Datando de 1516 a lei de pureza alemã não poderia incluir o fermento como um dos ingredientes utilizados na produção da cerveja, já que naquela época ainda não se sabia com precisão como ocorria o processo de fermentação. As cervejas “medievais” fermentavam espontaneamente através da ação de fungus selvagems e com frequência deviam possuir um gosto muito ruim! Levaram séculos de estudo e pratica até se conseguir selecionar as cepas cervejeiras próprias para se produzir um tipo de cerveja ou outro. Nesta época também era proibido fazer cerveja durante o verão (ao menos no sul da Alemanha). Como as cervejas eram produzidas em épocas do ano quando a temperatura era mais amena (novamente no sul da Alemanha) é provavel que tais cervejas tinham um caráter de parecido com as lagers de hoje.
No entanto alguns estilos alemães como a Altbier requerem cepas extramamentes singulares para sua produção adequada.
Felipe.
Olá, Felipe. Boas as suas palavras, que não desconheço, todavia. Acrescentando, naquela época o determinismo geográfico influía mais, mas muito mais que hoje, e o fermento variava de lugar pra lugar. Não é por menos a origem das oktorfestbiers, “lagers” condicionadas a frio em regiões mais frias, onde as cepas mais resistentes às menores temperaturas trabalhavam. Não é por menos que durante o verão passavam em cavernas mais frias, para estarem prontas pro final de setembro, não é?

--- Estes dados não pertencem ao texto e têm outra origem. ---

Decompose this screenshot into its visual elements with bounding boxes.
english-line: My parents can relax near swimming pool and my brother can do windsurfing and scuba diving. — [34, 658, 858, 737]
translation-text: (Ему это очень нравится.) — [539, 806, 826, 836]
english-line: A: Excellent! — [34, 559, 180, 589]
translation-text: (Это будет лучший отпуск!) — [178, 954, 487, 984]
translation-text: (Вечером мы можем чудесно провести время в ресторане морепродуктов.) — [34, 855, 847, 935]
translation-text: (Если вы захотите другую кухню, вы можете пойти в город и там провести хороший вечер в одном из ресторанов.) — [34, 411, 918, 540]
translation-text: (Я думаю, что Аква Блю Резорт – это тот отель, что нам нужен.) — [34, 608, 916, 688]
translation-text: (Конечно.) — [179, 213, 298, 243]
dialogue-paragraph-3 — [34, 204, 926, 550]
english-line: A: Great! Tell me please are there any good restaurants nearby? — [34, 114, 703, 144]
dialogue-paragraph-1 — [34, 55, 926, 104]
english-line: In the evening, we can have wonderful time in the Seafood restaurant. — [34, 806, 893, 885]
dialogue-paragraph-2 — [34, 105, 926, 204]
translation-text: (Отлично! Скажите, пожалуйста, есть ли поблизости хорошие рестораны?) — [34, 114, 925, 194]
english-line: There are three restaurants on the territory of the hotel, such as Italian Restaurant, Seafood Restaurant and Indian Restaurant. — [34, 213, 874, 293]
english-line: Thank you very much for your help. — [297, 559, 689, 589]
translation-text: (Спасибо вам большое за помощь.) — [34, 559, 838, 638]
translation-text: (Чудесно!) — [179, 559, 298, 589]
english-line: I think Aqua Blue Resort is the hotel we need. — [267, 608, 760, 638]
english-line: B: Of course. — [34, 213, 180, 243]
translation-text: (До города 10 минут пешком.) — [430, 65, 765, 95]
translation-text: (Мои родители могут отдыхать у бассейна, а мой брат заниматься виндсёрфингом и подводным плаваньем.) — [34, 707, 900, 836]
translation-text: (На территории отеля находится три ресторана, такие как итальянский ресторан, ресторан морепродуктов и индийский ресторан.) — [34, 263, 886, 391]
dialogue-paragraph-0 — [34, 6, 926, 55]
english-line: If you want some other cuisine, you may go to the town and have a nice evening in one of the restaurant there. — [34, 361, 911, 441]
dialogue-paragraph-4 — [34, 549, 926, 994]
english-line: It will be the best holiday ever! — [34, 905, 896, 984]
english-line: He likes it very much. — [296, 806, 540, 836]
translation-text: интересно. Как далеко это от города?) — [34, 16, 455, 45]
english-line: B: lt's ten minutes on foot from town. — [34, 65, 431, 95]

Sou apaixonado pela alemãs, de longe as minhas preferidas, talvez por algum critério de vidas passadas. Não só as alts como as kölsh requerem fermento típicos, singulares, mas deixando o amor de lado, convenhamos, existem cepas muito mais complexas em produtos e sub. As alemãs, via de regra, regulam-se mais pela discrição, pelo menos é esta minha opinião. As kolshs são assim, tal qual as alts. Maravilhosas pela simplicidade, creio.
Abraço,
Botto
Com certeza. Tanto as Alts quanto as Kölschs, embora necessitem de cepas extremamente específicas em sua fabricação, não se fazem tão presentes na cerveja, principalmente em subprodutos da fermentação.
Você já fez uma Alt?
Tenho muita vontade em fazer uma Alt. Acredito que a única oportunidade de se tomar uma legítima (ou o mais próximo do legítimo) Alt seja fazendo-a em casa, já que desconheço qualquer marca alemã que seja vendida no Brasil.
Felipe.
Já fiz uma Alt, sim, Felipe. Ficou boa, mas não tanto quanto desejava, em razão de na época não contar com um fermento apropriado. Hj é mais fácil, podendo nós adquirir junto da Wyeast ou White Labs o fermento certo pro estilo.
No Brasil temos a Alt da Bamberg, de Votorantim, SP, que é bastante boa.
Quanto as Kölsh, estou com um fermentinho específico pro estilo. Vou propagá-lo e em breve estarei tentando a sorte, hehehe.